Glen Harris, the president of Race Forward, describes it as "the complex interaction of culture, policy and institutions that holds in place the outcomes we see in our lives."
Pictured: Jade Ecobichon-Gray.
There are many people in society who would deny that Black people face worse outcomes in all aspects of their lives than any other racial group, who would deny that the systems, structures, institutions and processes in today’s society actively cause harm or deny opportunities to anyone. This is a rhetoric I have sadly heard far too much of in recent weeks, and it is a dangerous one to proliferate. Denying the very real statistics and very real lived experience of Black people is wilful ignorance of a human rights issue. And it is a human rights issue. Systemic racism is killing Black people, not just in the US but everywhere in the world.
Systemic racism can be difficult to comprehend if it doesn’t affect you.
It can be difficult to acknowledge just how devastating its impact can be. But can you imagine waking up every morning knowing that the systems, structures, institutions and processes that determine how you move through society, how you live in society, how you thrive in society, are ALL stacked against you? Why? Because they were made that way.
Our society and all of its systems, structures, institutions and processes were built on the belief that Black people are inferior to White people. White supremacy was created as a justification for colonisation and slavery, because if you could convince society that Black people were savage, animalistic, sub-human and lacking in basic intelligence, then the barbaric and inhumane practice of slavery was not being inflicted on your fellow man, and you could rest easy that you would not find yourself being sold into chattel slavery.
Pictured: Can you imagine waking up every morning knowing that systems are stacked against you?
White Supremacy has embedded itself into the psyche of our society for hundreds of years. It is the reason why systemic racism continues, and it is the reason why 400 years after the first enslaved Africans arrived in the British colonies, Black people are still being forced to gather en masse to protest that Black Lives Matter – because our society continues to tell them that they don’t.
You may well be shocked and appalled upon reading the above paragraphs. But sadly, too often an opportunity for deep introspection into the way in which we all continue to uphold white supremacy in ourselves and our society is lost to phrases like ‘get over it’, ‘stop over-exaggerating’, ‘stop playing the race card’, and ‘stop playing the victim’.
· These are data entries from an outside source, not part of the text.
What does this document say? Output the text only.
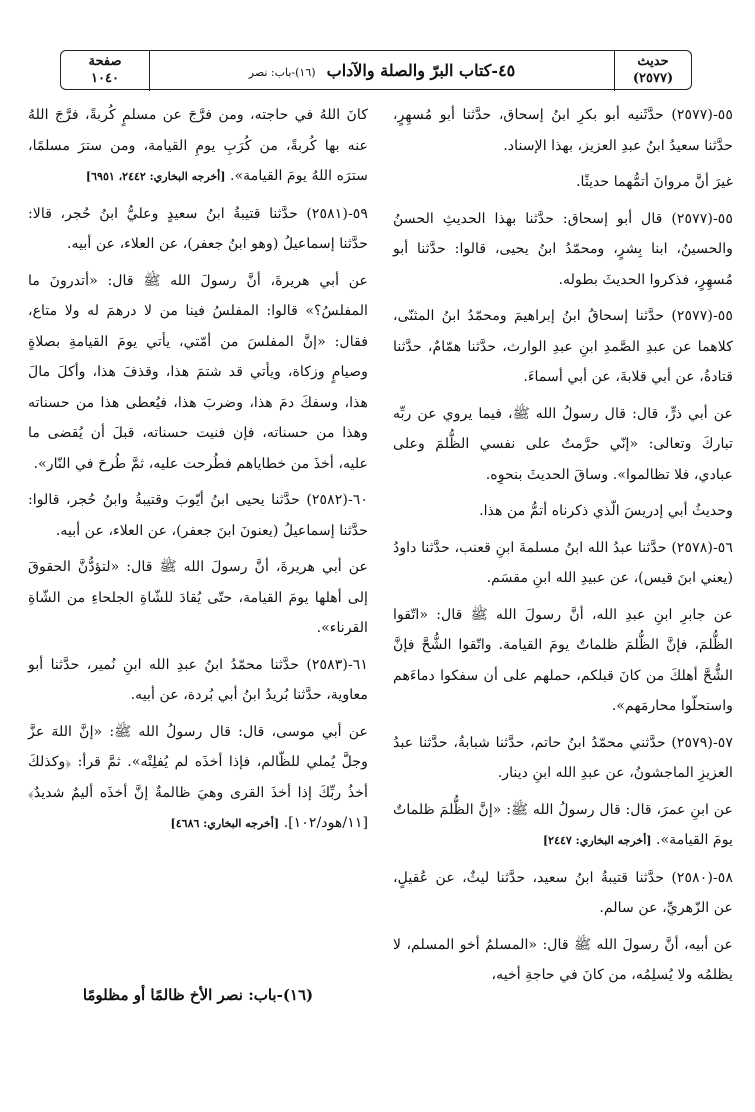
حديث
(٢٥٧٧)
٤٥-كتاب البرّ والصلة والآداب (١٦)-باب: نصر
صفحة
١٠٤٠

٥٥-(٢٥٧٧) حدَّثَنيه أبو بكرِ ابنُ إسحاق، حدَّثنا أبو مُسهِرٍ، حدَّثنا سعيدُ ابنُ عبدِ العزيز، بهذا الإسناد.

غيرَ أنَّ مروانَ أتمُّهما حديثًا.

٥٥-(٢٥٧٧) قال أبو إسحاق: حدَّثنا بهذا الحديثِ الحسنُ والحسينُ، ابنا بِشرٍ، ومحمّدُ ابنُ يحيى، قالوا: حدَّثنا أبو مُسهِرٍ، فذكروا الحديثَ بطوله.

٥٥-(٢٥٧٧) حدَّثنا إسحاقُ ابنُ إبراهيمَ ومحمّدُ ابنُ المثنّى، كلاهما عن عبدِ الصَّمدِ ابنِ عبدِ الوارث، حدَّثنا همّامٌ، حدَّثنا قتادةُ، عن أبي قلابةَ، عن أبي أسماءَ.

عن أبي ذرٍّ، قال: قال رسولُ الله ﷺ، فيما يروي عن ربِّه تباركَ وتعالى: «إنّي حرَّمتُ على نفسي الظُّلمَ وعلى عبادي، فلا تظالموا». وساقَ الحديثَ بنحوِه.

وحديثُ أبي إدريسَ الّذي ذكرناه أتمُّ من هذا.

٥٦-(٢٥٧٨) حدَّثنا عبدُ الله ابنُ مسلمةَ ابنِ قعنب، حدَّثنا داودُ (يعني ابنَ قيس)، عن عبيدِ الله ابنِ مقسَم.

عن جابرِ ابنِ عبدِ الله، أنَّ رسولَ الله ﷺ قال: «اتّقوا الظُّلمَ، فإنَّ الظُّلمَ ظلماتٌ يومَ القيامة. واتّقوا الشُّحَّ فإنَّ الشُّحَّ أهلكَ من كانَ قبلكم، حملهم على أن سفكوا دماءَهم واستحلّوا محارمَهم».

٥٧-(٢٥٧٩) حدَّثني محمّدُ ابنُ حاتم، حدَّثنا شبابةُ، حدَّثنا عبدُ العزيزِ الماجشونُ، عن عبدِ الله ابنِ دينار.

عن ابنِ عمرَ، قال: قال رسولُ الله ﷺ: «إنَّ الظُّلمَ ظلماتٌ يومَ القيامة». [أخرجه البخاري: ٢٤٤٧]

٥٨-(٢٥٨٠) حدَّثنا قتيبةُ ابنُ سعيد، حدَّثنا ليثٌ، عن عُقيلٍ، عن الزّهريِّ، عن سالم.

عن أبيه، أنَّ رسولَ الله ﷺ قال: «المسلمُ أخو المسلم، لا يظلمُه ولا يُسلِمُه، من كانَ في حاجةِ أخيه،

كانَ اللهُ في حاجته، ومن فرَّجَ عن مسلمٍ كُربةً، فرَّجَ اللهُ عنه بها كُربةً، من كُرَبِ يومِ القيامة، ومن سترَ مسلمًا، سترَه اللهُ يومَ القيامة». [أخرجه البخاري: ٢٤٤٢، ٦٩٥١]

٥٩-(٢٥٨١) حدَّثنا قتيبةُ ابنُ سعيدٍ وعليُّ ابنُ حُجر، قالا: حدَّثنا إسماعيلُ (وهو ابنُ جعفر)، عن العلاء، عن أبيه.

عن أبي هريرةَ، أنَّ رسولَ الله ﷺ قال: «أتدرونَ ما المفلسُ؟» قالوا: المفلسُ فينا من لا درهمَ له ولا متاع، فقال: «إنَّ المفلسَ من أمّتي، يأتي يومَ القيامةِ بصلاةٍ وصيامٍ وزكاة، ويأتي قد شتمَ هذا، وقذفَ هذا، وأكلَ مالَ هذا، وسفكَ دمَ هذا، وضربَ هذا، فيُعطى هذا من حسناته وهذا من حسناته، فإن فنيت حسناته، قبلَ أن يُقضى ما عليه، أخذَ من خطاياهم فطُرحت عليه، ثمَّ طُرحَ في النّار».

٦٠-(٢٥٨٢) حدَّثنا يحيى ابنُ أيّوبَ وقتيبةُ وابنُ حُجر، قالوا: حدَّثنا إسماعيلُ (يعنونَ ابنَ جعفر)، عن العلاء، عن أبيه.

عن أبي هريرةَ، أنَّ رسولَ الله ﷺ قال: «لتؤدُّنَّ الحقوقَ إلى أهلها يومَ القيامة، حتّى يُقادَ للشّاةِ الجلحاءِ من الشّاةِ القرناء».

٦١-(٢٥٨٣) حدَّثنا محمّدُ ابنُ عبدِ الله ابنِ نُمير، حدَّثنا أبو معاوية، حدَّثنا بُريدُ ابنُ أبي بُردة، عن أبيه.

عن أبي موسى، قال: قال رسولُ الله ﷺ: «إنَّ اللهَ عزَّ وجلَّ يُملي للظّالم، فإذا أخذَه لم يُفلِتْه». ثمَّ قرأ: ﴿وكذلكَ أخذُ ربِّكَ إذا أخذَ القرى وهيَ ظالمةٌ إنَّ أخذَه أليمٌ شديدٌ﴾ [١١/هود/١٠٢]. [أخرجه البخاري: ٤٦٨٦]

(١٦)-باب: نصر الأخ ظالمًا أو مظلومًا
So, let’s go on a journey of facts.
Heartbreakingly, I have come to realise that sharing the history and the lived experiences of Black people has both historically and currently not been enough to enact change within ourselves and within our society.
Pictured: Jade speaks about racism and white privilege on her Instagram.
Writing that sentence, which I know to be true, makes me feel a mixture of anger, rage, grief and shame that Black history, Black voices, Black words, Black experiences are not enough - as a society, we demand more proof.
I am ending this article by posing my own question to you the reader.
If your answer is 'No', then it must surely serve as a realisation that we must all commit to dismantling White supremacy both within us and in the systems, structures, processes and policies that were never designed to be equal.
My question is this: would you choose to be a Black person in 2020?"